Mamdani Considers Funding Alternatives for His Ambitious Agenda
Zohran Mamdani, the leading socialist candidate, has acknowledged that if he can’t secure tax breaks for the ultra-wealthy and corporations, he might have to consider different strategies to support his $10 billion proposal-laden agenda.
At a campaign gathering focused on affordability held in Queens, he emphasized that tapping into the wealth of the rich is “the easiest and most productive way” to finance initiatives like free public transportation and city-run grocery stores, among other popular plans.
However, the unabashed democratic socialist insisted that ensuring funds for these programs is more crucial than the specific method used to acquire that funding.
“Whether this money comes from increased taxes, a more favorable tax assessment, or previously unconsidered savings, the key is that it’s funded,” he noted.
Mamdani’s recognition that he won’t dismiss his policy goals in pursuit of socialist ideals mirrors discussions he’s had privately with influential business leaders in New York City over recent months.
In meetings organized by the Partnership for New York City, including one last week via Zoom, he engaged with top executives while also expressing intentions to impose higher taxes on them and their businesses, according to Kathy Wild, president of the pro-business group.
She mentioned that Mamdani showed a “nuanced” understanding and agreed with state lawmakers and Governor Kathy Hochul—who is opposed to tax hikes—that an alternative plan is necessary.
Hochul has stated her disapproval of tax increases.
“He was transparent about his objectives but flexible in terms of methods,” Wilde said, adding, “This encouraged people to think there might be different avenues for raising funds or redistributing resources.”
Many business leaders were already anxious about the socialist shift at Gracie Mansion before Mamdani’s decisive win in the Democratic primary in June.
From the very start of his campaign, he expressed a desire for a $10 billion boost for his initiative through partial taxation of the wealthy, proposing a 2% tax increase on billionaires and a 4.5% increase on corporations.
The modest proposed raise met with significant backlash, particularly from billionaire grocery chain owner John Catsimatidis, who threatened to close his Gristede’s supermarkets if Mamdani were to take office.
Since securing his position as the Democratic candidate and leading contender for mayor, Mamdani has sought to soften relations with Catsimatidis.

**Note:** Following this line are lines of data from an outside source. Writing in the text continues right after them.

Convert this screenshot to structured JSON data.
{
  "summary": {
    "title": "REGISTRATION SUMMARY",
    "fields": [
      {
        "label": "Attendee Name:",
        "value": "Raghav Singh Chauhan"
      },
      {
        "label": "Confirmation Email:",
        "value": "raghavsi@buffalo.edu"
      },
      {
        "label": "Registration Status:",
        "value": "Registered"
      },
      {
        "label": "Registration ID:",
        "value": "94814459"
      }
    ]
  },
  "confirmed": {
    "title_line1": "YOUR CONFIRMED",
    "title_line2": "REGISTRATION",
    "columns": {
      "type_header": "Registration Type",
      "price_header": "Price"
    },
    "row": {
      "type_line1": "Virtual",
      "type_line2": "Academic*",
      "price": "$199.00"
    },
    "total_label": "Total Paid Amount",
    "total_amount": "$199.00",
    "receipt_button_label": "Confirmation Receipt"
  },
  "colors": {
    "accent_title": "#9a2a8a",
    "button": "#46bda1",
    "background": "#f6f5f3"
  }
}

In July, he mingled with around 100 CEOs at an event arranged by the Partnership in New York City, but those discussions haven’t fully alleviated their concerns.
Jeff Garuru, chairman of GFP Real Estate, remarked after meeting the “charming” Mamdani that they shared similar frustrations regarding the city’s uneven property tax system.
However, Yar, co-founder of Patriotic Billionaires—a group that advocates for higher federal taxes—warned Mamdani that increasing city taxes could prompt wealthy residents to leave.
“Raising federal taxes on the wealthy is beneficial,” he argued, “but significant hikes at city and state levels can drive people away.”
Former Governor Andrew Cuomo, a competitor in the independent mayoral race, criticized Mamdani’s corporate tax increase proposal, claiming it has “zero” chance of being adopted in Albany.
“He was only at the rally for 20 minutes,” Cuomo quipped. “The members couldn’t even vote on the bill.”
Bill Cunningham, a former city official and advisor to the governor, reflected on the idealistic elements of Mamdani’s vision, asserting that the only way to fund such ambitious plans is either through increased revenue or cost-cutting measures.
“Mario Cuomo often said he campaigns in poetry but governs in prose,” Cunningham explained. “While campaign promises might sound appealing—like offering free buses and relocating funds—governing requires practical action. Revenue can only come from people and redistributing existing resources.”